On a fait grand bruit du succès récent d’Andromaque à Ba-ta-clan. C’est de là que M. Bernheim et ses amis sont partis pour affirmer que la tragédie classique était un genre populaire. Examinons donc ce succès. — « L’épreuve tentée, à Ba-ta-clan, écrivait naguère M. Larroumet, champion de M. Bernheim, a été d’une évidence radieuse. Andromaque a excité un enthousiasme inouï. Le peuple (3.000) spectateurs) n’a pas perdu un détail de l’action, un mot du dialogue. Oui, l’élégance de Racine, son choix de mots, sa généralité de termes, le fondu de sa couleur, il a saisi et senti les nuances de tout cela. »[1]

Je vois mal, pour ma part, « le peuple (3.000 spectateurs) » appréciant « le choix des mots » et « le fondu de la couleur » de Racine, à la façon d’un professeur de rhétorique. Qui veut trop prouver ne prouve rien. — Soyons plus méfiants, et voyons dans quelles conditions eut lieu la représentation. Pour cette fois, ce ne fut pas un journaliste anticlérical, qu’on chargea de présenter Racine au peuple, ce fut un avocat d’assises.

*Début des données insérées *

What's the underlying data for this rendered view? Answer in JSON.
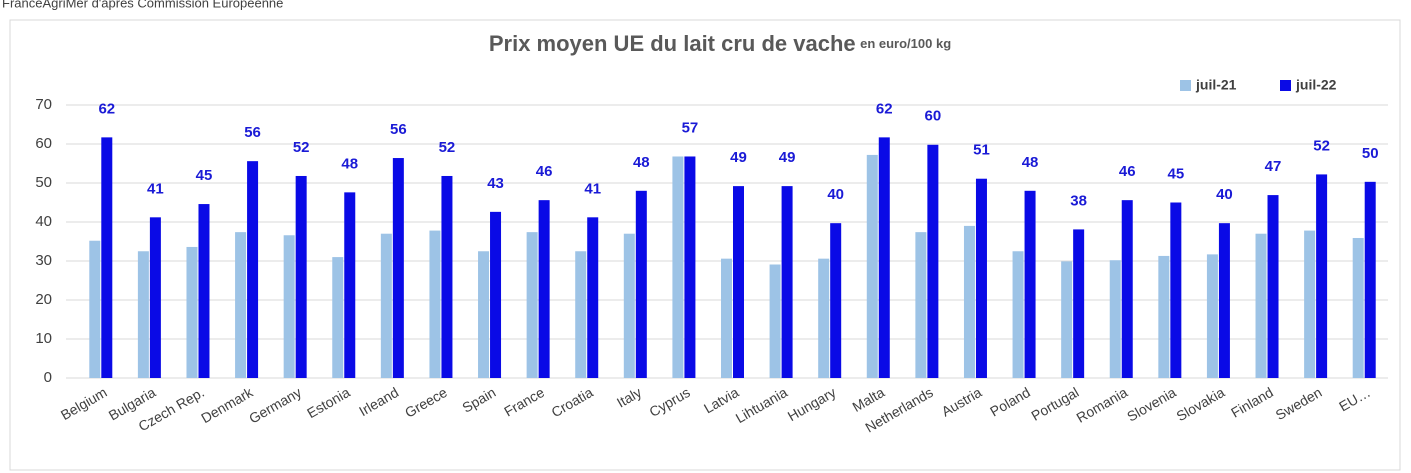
{
  "chart_data": {
    "type": "bar",
    "source": "FranceAgriMer d'après Commission Européenne",
    "title": "Prix moyen UE du lait cru de vache",
    "subtitle": "en euro/100 kg",
    "categories": [
      "Belgium",
      "Bulgaria",
      "Czech Rep.",
      "Denmark",
      "Germany",
      "Estonia",
      "Irleand",
      "Greece",
      "Spain",
      "France",
      "Croatia",
      "Italy",
      "Cyprus",
      "Latvia",
      "Lihtuania",
      "Hungary",
      "Malta",
      "Netherlands",
      "Austria",
      "Poland",
      "Portugal",
      "Romania",
      "Slovenia",
      "Slovakia",
      "Finland",
      "Sweden",
      "EU…"
    ],
    "series": [
      {
        "name": "juil-21",
        "color": "#9dc3e6",
        "values": [
          35.2,
          32.5,
          33.6,
          37.4,
          36.6,
          31,
          37,
          37.8,
          32.5,
          37.4,
          32.5,
          37,
          56.8,
          30.6,
          29.1,
          30.6,
          57.2,
          37.4,
          39,
          32.5,
          29.9,
          30.2,
          31.3,
          31.7,
          37,
          37.8,
          35.9
        ]
      },
      {
        "name": "juil-22",
        "color": "#0a0ae6",
        "values": [
          61.7,
          41.2,
          44.6,
          55.6,
          51.8,
          47.6,
          56.4,
          51.8,
          42.6,
          45.6,
          41.2,
          48,
          56.8,
          49.2,
          49.2,
          39.7,
          61.7,
          59.8,
          51.1,
          48,
          38.1,
          45.6,
          45,
          39.7,
          46.9,
          52.2,
          50.3
        ],
        "value_labels": [
          "62",
          "41",
          "45",
          "56",
          "52",
          "48",
          "56",
          "52",
          "43",
          "46",
          "41",
          "48",
          "57",
          "49",
          "49",
          "40",
          "62",
          "60",
          "51",
          "48",
          "38",
          "46",
          "45",
          "40",
          "47",
          "52",
          "50"
        ]
      }
    ],
    "ylim": [
      0,
      70
    ],
    "yticks": [
      0,
      10,
      20,
      30,
      40,
      50,
      60,
      70
    ],
    "grid": true,
    "legend": "top-right"
  }
}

Pourquoi un avocat ? Le critique du Temps nous l’apprend :

« Maître Félix Decori, le célèbre avocat d’assises, de par sa profession devait voir juste dans l’art de Racine. Il n’y a pas un sujet de Racine qui ne reparaisse à chaque page dans la Gazette des Tribunaux. Pour Andromaque en particulier, le sujet n’est autre chose qu’un crime passionnel. L’aventure d’Oreste et de Pyrrhus, d’Hermione et d’Andromaque se ramène à ceci : une femme se venge de l’homme qu’elle aime, qui ne l’aime pas, et qui aime une autre femme, en faisant tuer cet homme par un homme dont elle est aimée, qu’elle n’aime pas et auquel elle se promet. Maître Decori n’a eu qu’à prendre dans ses souvenirs de la barre pour y trouver une histoire exactement semblable, dont les héros étaient un boucher, sa femme, leur garçon et une mercière. Il l’a racontée, et a conclu : « Je viens de vous exposer le sujet d’Andromaque. »[2]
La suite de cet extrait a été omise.